According to a study conducted by Dr. William Rahtje of the University of Arizona, the trash of a typical Arizona resident consists of 26 % yard waste and 11% food waste. By composting you could divert over 1/3 of your total household waste from the landfill and help Mother Earth.
Think of your compost pile as a living breathing creature. It only needs air, water, food, love and attention.
Locating the Ideal Spot in Your Yard
The ideal site needs equal amounts of sunshine and shade in the summer and full sun in the winter. Make sure its an area in your backyard that is level, easy accessible and large enough to accommodate a pile that is three to five feet high and three to five feet across. Expensive bins aren't necessary because a compost site can be enclosed with chicken wire, scrap wood, used pallets, cinder blocks or fencing. Plastic garbage cans work equally well, but I wouldn't recommend metal as they have a tendency to rust.
First make sure your compost pile is located within reach of water, protected from direct high winds and out of direct view. Look for an area with good drainage and away from wooden structures to eliminate heat and moisture damage from the composting process.
The Layering Process
Whenever you add layers, try to alternate between brown (leaves, twigs, etc.) and green (grass clippings, food scraps, etc.) Chop or shred very coarse or stringy materials so they decompose faster and moisten each layer with enough water so that the consistency of the compost materials is similar to a wrung out sponge. Try to turn your pile every week. If done properly, it takes approximately six weeks to three months to change yard and kitchen waste into finished compost. The more you turn the pile, the faster it will compost. However, too much turning will prevent the pile from heating up and decomposing.

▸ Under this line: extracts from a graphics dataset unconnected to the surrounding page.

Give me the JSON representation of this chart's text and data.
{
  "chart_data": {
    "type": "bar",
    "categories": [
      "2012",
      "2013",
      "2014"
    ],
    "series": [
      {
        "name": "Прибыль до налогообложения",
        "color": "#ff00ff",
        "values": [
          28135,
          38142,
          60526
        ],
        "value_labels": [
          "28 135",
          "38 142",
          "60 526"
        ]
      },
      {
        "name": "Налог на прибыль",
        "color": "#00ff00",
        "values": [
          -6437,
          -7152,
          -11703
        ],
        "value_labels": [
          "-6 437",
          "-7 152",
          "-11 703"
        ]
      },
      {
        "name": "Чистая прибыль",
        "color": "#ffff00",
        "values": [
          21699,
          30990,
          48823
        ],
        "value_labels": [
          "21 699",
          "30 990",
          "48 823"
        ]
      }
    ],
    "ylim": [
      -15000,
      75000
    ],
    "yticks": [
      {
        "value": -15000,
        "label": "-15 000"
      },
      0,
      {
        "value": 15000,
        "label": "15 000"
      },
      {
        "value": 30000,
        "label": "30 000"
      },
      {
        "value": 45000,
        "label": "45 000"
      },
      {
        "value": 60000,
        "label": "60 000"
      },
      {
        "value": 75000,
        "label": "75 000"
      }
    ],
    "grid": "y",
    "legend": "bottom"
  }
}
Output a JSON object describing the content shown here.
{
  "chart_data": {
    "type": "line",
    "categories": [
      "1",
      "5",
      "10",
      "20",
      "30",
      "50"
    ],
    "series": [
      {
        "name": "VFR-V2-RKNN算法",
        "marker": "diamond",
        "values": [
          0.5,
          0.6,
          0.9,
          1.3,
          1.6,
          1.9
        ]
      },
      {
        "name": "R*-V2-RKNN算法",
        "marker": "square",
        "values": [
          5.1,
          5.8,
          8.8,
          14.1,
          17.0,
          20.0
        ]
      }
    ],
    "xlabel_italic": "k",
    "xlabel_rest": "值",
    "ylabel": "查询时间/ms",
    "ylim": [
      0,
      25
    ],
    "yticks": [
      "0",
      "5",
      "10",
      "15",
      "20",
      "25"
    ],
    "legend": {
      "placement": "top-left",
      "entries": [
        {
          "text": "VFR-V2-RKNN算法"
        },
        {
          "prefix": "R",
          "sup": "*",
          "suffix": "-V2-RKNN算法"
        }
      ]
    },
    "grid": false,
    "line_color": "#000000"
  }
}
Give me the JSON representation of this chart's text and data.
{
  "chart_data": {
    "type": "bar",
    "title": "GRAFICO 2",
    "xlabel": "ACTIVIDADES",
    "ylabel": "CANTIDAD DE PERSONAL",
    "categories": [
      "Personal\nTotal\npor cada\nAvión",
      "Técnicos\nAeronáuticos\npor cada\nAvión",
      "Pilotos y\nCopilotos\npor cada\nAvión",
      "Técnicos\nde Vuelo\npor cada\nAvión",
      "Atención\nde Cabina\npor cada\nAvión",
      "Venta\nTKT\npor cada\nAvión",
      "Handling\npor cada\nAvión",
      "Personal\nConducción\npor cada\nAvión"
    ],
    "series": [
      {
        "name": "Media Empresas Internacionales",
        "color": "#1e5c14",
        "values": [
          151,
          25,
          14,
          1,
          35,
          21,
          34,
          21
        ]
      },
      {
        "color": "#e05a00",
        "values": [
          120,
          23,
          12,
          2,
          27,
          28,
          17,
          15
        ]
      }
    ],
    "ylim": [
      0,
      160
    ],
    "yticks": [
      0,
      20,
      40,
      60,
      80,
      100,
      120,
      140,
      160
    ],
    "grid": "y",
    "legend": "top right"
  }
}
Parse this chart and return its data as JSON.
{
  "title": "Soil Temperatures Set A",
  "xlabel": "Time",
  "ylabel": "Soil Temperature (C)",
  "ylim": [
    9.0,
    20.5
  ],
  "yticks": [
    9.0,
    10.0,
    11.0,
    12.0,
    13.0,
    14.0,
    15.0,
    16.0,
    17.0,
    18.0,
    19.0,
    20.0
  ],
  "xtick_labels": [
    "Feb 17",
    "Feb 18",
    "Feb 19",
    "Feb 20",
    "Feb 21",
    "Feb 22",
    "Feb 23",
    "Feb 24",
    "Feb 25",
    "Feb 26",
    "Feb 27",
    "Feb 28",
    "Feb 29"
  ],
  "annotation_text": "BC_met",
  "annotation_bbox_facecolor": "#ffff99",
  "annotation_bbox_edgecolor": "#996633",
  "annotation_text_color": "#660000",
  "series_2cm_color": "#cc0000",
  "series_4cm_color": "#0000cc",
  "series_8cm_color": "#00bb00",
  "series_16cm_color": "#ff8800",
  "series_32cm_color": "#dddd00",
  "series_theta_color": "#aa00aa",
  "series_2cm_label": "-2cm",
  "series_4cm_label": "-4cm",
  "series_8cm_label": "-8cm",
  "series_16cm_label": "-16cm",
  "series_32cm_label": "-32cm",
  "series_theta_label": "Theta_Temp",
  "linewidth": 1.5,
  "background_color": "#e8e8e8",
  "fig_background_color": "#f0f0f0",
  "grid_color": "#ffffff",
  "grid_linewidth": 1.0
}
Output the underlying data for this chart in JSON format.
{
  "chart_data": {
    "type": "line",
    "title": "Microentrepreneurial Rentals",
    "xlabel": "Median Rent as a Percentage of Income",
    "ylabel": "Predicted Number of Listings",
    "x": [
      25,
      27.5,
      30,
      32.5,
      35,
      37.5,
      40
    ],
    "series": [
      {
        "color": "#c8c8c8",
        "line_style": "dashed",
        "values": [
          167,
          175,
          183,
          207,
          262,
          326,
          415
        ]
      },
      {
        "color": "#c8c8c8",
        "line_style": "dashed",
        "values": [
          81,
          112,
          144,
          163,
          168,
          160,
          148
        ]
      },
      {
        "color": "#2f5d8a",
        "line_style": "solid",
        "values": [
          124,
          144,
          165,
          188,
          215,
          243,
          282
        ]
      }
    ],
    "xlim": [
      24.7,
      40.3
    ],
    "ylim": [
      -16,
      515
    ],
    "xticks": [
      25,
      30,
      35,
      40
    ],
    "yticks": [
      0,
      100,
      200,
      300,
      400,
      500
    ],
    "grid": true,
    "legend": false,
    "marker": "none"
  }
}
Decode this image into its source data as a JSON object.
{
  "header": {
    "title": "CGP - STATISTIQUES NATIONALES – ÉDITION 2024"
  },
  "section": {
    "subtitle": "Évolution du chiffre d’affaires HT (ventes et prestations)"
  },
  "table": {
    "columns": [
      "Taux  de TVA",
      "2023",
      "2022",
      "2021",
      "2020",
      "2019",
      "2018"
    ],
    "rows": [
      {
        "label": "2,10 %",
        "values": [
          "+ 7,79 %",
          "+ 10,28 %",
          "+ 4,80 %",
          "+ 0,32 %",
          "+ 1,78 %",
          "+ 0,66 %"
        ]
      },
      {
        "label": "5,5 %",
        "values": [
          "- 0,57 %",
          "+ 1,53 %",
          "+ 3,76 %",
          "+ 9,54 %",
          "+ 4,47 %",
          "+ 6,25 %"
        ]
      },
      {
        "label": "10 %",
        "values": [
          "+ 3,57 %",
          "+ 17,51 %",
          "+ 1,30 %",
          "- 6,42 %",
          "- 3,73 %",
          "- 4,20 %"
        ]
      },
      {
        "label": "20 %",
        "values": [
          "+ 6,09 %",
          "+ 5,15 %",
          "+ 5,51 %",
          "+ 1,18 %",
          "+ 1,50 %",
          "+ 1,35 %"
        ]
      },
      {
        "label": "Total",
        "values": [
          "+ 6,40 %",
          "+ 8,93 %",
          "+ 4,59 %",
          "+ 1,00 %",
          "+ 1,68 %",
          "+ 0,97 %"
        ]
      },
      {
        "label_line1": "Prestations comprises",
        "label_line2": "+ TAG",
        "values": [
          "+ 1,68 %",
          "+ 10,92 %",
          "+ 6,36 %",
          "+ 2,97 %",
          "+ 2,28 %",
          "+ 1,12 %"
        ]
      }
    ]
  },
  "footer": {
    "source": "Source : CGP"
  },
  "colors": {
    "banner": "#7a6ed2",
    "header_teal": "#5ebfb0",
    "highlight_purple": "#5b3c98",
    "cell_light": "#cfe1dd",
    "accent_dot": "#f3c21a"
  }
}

Start gathering all your yard waste such as grass clippings, leaves, twigs, flowers, potting soil, wood chips, sawdust, cactus and non spreading weeds. From the house bring out all vegetable and fruit scraps, bread and grains, coffee filters and grounds, tea bags, egg shells, shredded newspaper, nut shells, tissue paper, pencil shavings, hair brush hair, corn husks, corks, toothpicks, spent matches, moldy bread, vacuum cleaner and laundry lint. However, keep in mind it is not a good idea to compost any meat, fish, dairy products, cooking oil, pet feces, insect infested
plants, wood ashes, charcoal, bones or pressure treated, painted or preserved lumber.
Concerned About Unpleasant Odors?
Don’t be. But, if you are apprehensive about odors or attracting bugs, just turn the pile. This adds oxygen and will quickly end any odor problem. A finished compost has a faint, earthy smell and is a wonderful haven for earthworms to hang out.
When your compost is ready to use, spread a minimum of one inch throughout your garden every spring before planting and mix into the soil. Another layer may be adding during the growing season and then be prepared to enjoy your harvest.